Other "big games" may include leading VBS, a local service project or a mission trip.  This approach creates great morale, momentum and focus for a group of students as they realize they're not just watching ministry they're actually preparing for ministry.  They own it, they promote it and they get to enjoy the beauty and mystery of God using "the weak things" to accomplish his purposes.

Remember, this approach isn't about the event, it's about the process!  This is relational discipleship.

The "big game" gives an excuse to help students discover, develop and utilize their gifts.  As you meet with them and point them to Jesus they begin to lean into him and their faith is strengthened.

I've seen God use students in remarkable ways!  As students lean into Jesus and experience him working in them and through them they become more aware and dependent on the gospel in every day life.

So, if your wanting to get student leadership started in your context consider a "big game" approach. Be prepared to be surprised and amazed at how works in and through your students to bring glory to himself.

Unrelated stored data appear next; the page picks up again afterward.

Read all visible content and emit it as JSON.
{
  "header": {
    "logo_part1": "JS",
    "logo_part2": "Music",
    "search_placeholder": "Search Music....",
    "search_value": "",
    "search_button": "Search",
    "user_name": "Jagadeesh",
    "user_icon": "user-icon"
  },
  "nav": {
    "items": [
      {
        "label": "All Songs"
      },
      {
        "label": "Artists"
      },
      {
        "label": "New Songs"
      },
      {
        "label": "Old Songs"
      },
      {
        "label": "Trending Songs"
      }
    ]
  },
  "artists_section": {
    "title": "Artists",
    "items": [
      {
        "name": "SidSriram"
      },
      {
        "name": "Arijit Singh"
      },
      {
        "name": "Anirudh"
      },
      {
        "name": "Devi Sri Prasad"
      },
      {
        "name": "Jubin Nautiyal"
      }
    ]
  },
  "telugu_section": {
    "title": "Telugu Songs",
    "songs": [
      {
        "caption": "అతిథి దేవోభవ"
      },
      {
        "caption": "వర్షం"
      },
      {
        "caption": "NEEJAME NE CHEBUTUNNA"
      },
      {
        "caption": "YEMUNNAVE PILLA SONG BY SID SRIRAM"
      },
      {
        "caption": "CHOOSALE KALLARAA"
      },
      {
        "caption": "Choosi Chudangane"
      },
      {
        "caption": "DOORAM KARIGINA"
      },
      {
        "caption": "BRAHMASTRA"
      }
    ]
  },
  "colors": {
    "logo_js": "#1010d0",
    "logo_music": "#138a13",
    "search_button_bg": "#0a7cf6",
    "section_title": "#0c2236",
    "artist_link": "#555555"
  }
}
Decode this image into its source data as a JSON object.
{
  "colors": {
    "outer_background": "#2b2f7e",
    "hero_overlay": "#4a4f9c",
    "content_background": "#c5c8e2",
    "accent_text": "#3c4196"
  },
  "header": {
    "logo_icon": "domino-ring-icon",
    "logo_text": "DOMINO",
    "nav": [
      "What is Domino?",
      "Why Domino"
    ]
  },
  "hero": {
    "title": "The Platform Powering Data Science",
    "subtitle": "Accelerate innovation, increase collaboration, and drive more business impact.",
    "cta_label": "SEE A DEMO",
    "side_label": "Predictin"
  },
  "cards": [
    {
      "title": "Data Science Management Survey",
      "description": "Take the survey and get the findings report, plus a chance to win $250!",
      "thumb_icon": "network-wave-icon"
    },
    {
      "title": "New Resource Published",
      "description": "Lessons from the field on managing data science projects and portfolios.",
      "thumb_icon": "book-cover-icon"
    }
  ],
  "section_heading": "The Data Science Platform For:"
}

  1. Fantastic Post! Love what you said about the "Big Game" also possibly being a VBS or Mission Trip. The students getting experiences leading is a huge part of LeaderTreks' trips. Not only does a student need to be taught principles, but also they need to get experience! It is awesome seeing students get closer to God, especially if they are being led by their peers! Thanks for the great thoughts on student leadership!


  2. Hey Brandon, thanks for chiming in...

  3. Our churches inactivity teaches that the more people are content with listening to another person the less they will try to influence others. So having students engage in a way that causes them to lead will phenomenally strengthen their resolve for Christ and ability to do the mission of Christ. Great Post!!!

  4. I know! To be honest many times it's easier to just do it yourself than equip someone else to do the ministry. Sometimes it's hard for me to get out of the way and let others minister. Thanks for chiming in.